HOUSTON: The final countdown to the biggest date on the US sporting calendar kicked off here Monday (Tuesday in Manila) with a traditional media circus greeting the arrival of Super Bowl 51 opponents New England and Atlanta.
Thousands of fans and several hundred journalists from across the globe thronged MinuteMaid Park, the home of the Houston Astros baseball team, as the Patriots and Falcons held court ahead of next Sunday’s showpiece in Texas.
The Super Bowl protagonists have almost become secondary to the spectacle in recent years, with the prime-time event becoming a byword for the surreal.
On Monday, two reporters from an Austrian television network dressed as prince and princess — the princess sporting a generous beard — before heading off for interviews.
Meanwhile, a reporter for Bleacher Report donned an eerily lifelike mask of New England quarterback Tom Brady while posing for selfies with onlookers who included Simone Biles, the pint-sized superstar US Olympic gymnast doing a guest stint for television.
Cooper Manning, the oldest brother of Super Bowl-winning quarterback siblings Peyton and Eli, popped up wearing a garish suit made of fake dollars.
On a stage, Patriots’ billionaire owner Robert Kraft and his Atlanta Falcons counterpart, Arthur Blank, took questions about who was the most famous celebrity on each other’s cellphone. (Blank named country music star Kenny Chesney; Kraft opted for Elton John).
Kraft, who is preparing for his eighth Super Bowl as Patriots owner, was later asked what was the best decision of his 23-year ownership of the team.
“Hiring Bill Belichick,” he said without hesitation, naming the coach who on Sunday could claim his fifth Super Bowl victory guiding the Patriots.
Almost an afterthought among the good-natured chaos were the players.
The Falcons, preparing for only the second Super Bowl in the franchise’s history, appeared first to a soundtrack of booming music and dry ice.
Unsurprisingly, a large scrum of journalists surrounded a riser where Falcons quarterback Matt Ryan took questions for nearly an hour.
Among the nuggets Ryan coughed up was the fact that he has been in regular contact with New York Giants quarterback Eli Manning, who masterminded two defeats of Brady and the Patriots in past Super Bowls.
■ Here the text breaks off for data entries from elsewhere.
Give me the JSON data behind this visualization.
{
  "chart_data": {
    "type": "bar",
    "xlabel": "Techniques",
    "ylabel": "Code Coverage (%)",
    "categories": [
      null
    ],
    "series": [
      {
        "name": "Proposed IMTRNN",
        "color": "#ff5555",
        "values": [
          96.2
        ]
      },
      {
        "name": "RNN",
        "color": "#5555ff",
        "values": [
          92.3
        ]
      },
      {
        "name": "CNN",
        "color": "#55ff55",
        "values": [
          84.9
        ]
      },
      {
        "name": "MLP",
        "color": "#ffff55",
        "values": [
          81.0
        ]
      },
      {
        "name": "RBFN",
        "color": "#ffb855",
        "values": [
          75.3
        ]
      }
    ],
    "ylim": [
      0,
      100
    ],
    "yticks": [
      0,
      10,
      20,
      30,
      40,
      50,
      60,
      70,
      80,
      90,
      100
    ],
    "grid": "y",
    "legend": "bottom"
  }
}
“We’ve been in touch, yes,” Ryan said.
But the unquestioned man of the hour remained Brady, who is chasing a fifth Super Bowl crown on Sunday at the age of 39, 15 years after first leading the Patriots to the title.
Unsurprisingly, many questions related to Brady’s relationship with Roger Goodell, the NFL commissioner who imposed a four-game suspension on the quarterback at the start of the season for his role in the Deflategate saga.
Brady deftly sidestepped questions about whether Goodell handing him the Vince Lombardi Trophy on Sunday would be an awkward moment.
“Well, I just hope we win and that we’re in that situation where we can go celebrate,” Brady said. “I’ve just been thinking about the game, and the game I’m going to play. I’m not worried about post game or anything like that.”